Pewarta: Yashinta DP
Jakarta (ANTARA News) - Sebanyak 700 pasal dalam draf Rancangan Kitab
Undang-Undang Hukum Pidana (RKUHP) mendapat catatan atau koreksi dari
tim dosen Bidang Studi Hukum Pidana FH UI yang diberi tugas oleh
Kemenkumham untuk menelitinya.
"Pada Februari lalu Kemenkumham minta bantuan pada UI untuk meneliti
atau menyisir semua pasal dalam draf RKUHP untuk melihat apa yang
menjadi kelemahan dalam setiap pasal, dan hasilnya hampir semua pasal
ada komentar atau catatannya dari kami," ujar salah satu anggota tim
dosen Bidang Studi Hukum Pidana FH UI Eva Achjani Zulfa di Jakarta,
Selasa.
Menurut dia, banyak kelemahan dalam KUHP yang digunakan saat ini
baik dari banyaknya versi, ketidaksesuaian dengan situasi masa kini,
hingga pasal-pasal yang usang atau mati sehingga akan menyulitkan proses
penegakan hukum.
"KUHP kan kalau dilihat dari sejarahnya merupakan sisa-sisa
pemikiran dari abad 18 ke 19, Belanda saja sudah mengganti (KUHP) lebih
dari delapan kali sementara kita belum pernah melakukan perubahan
apapun," tuturnya.
Selain itu, banyaknya versi KUHP yang beredar membuat beberapa
sanksi dalam rumusan KUHP berbeda antara kitab satu dan lainnya.

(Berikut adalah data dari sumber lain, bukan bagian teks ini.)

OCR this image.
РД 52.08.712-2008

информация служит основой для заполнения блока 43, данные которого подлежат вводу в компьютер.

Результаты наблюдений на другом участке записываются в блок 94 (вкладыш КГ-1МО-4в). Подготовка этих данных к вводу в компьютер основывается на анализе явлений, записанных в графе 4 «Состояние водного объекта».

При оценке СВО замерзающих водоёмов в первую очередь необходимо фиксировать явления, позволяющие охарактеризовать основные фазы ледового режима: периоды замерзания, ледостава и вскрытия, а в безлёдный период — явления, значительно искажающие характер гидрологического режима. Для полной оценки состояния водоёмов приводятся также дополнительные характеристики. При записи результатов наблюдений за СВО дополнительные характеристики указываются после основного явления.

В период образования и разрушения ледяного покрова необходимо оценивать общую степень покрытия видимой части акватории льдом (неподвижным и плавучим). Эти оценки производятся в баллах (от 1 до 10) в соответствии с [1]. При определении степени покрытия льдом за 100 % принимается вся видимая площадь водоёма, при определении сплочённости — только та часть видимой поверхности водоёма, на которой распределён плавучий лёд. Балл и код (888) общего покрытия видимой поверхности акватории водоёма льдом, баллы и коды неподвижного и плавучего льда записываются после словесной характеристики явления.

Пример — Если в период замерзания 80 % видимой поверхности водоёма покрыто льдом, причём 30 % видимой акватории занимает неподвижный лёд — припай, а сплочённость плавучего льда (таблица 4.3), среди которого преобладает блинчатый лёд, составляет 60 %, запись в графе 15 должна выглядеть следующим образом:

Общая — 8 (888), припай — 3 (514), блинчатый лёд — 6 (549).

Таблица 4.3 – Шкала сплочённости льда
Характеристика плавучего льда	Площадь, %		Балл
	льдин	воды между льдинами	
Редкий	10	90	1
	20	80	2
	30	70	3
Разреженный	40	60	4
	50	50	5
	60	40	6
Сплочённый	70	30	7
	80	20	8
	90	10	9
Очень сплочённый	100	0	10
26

Hal itu disebabkan karena versi KUHP yang dibuat resmi oleh
pemerintah tidak pernah ada, bahkan KUHP versi Badan Pembinaan Hukum
Nasional (BPHN) dengan versi UU Nomor 1 Tahun 1946 pun berbeda.
"Ini membuat kita mengalami kesulitan ketika bicara sanksi pidana karena KUHP kita punya beberapa versi," ujarnya.
Kelemahan lain, kata Eva, adalah tentang kualifikasi tindak pidana
yang sama sekali tidak pernah "dicolek" atau disebutnya sudah usang
karena tidak pernah digunakan sebagaimana fungsinya misalnya Pasal 504
KUHP tentang Pengemisan, Pasal 506 KUHP tentang Penggelandangan, dan
Pasal 282 KUHP tentang Pornografi.
"Kita harus berpikir, dalam konteks kekinian pasal-pasal tersebut
masih perlu dipertahankan tidak? Misalnya kenapa harus ada pasal dalam
KUHP tentang pornografi padahal kita sudah punya UU sendiri yang
mengatur itu?" katanya.
Yang tidak kalah penting untuk diatur dalam RKUHP adalah sanksi
denda. Banyaknya versi KUHP yang ada mengakibatkan jumlah sanksi denda
di setiap versi berbeda, versi lama masih menyebutkan denda Rp25
sementara versi baru yaitu versi 1960 jumlah dendanya dikalikan 10
menjadi Rp250.
Perbedaan jumlah sanksi denda ini perlu diluruskan dan disesuaikan
dengan kondisi saat ini agar tidak menimbulkan kerancuan hukum.
"Misalnya pada kasus nenek Minah, kita andaikan kakao yang dia curi
itu nilainya Rp1.000 di pasaran, padahal kalau mau memakai Pasal 364
KUHP nilai benda yang dicuri harus di bawah Rp250. Zaman sekarang apa
yang bisa dicuri dengan nilai di bawah Rp250?" kata Eva.
Untuk itu, menurut dia, beberapa koreksi yang dilakukan timnya atas
draf RKUHP sangat penting untuk menjamin keadilan dan kepastian hukum.
Sebelumnya Menteri Hukum dan HAM, Yasona Laoly menyatakan pihaknya
sudah menyerahkan draf RUU KUHP kepada Presiden Jokowi. Hal itu
diungkapkan oleh Yasona dalam rapat kerja Komisi III DPR RI dengan
Menteri Hukum dan HAM pada Rabu (8/4).
"Sudah diserahkan kepada Presiden dua pekan lalu dan sekarang di Setneg," kata Yasona.
Dalam rapat kerja tersebut salah satu kesimpulannya adalah Komisi
III DPR RI mendesak Menkumham untuk segera mengajukan draf dan naskah
akademik tentang RUU KUHP sesuai dengan kesepakatan Rapat Kerja Komisi
III DPR RI dengan Menkumham tertanggal 21 Januari 2015.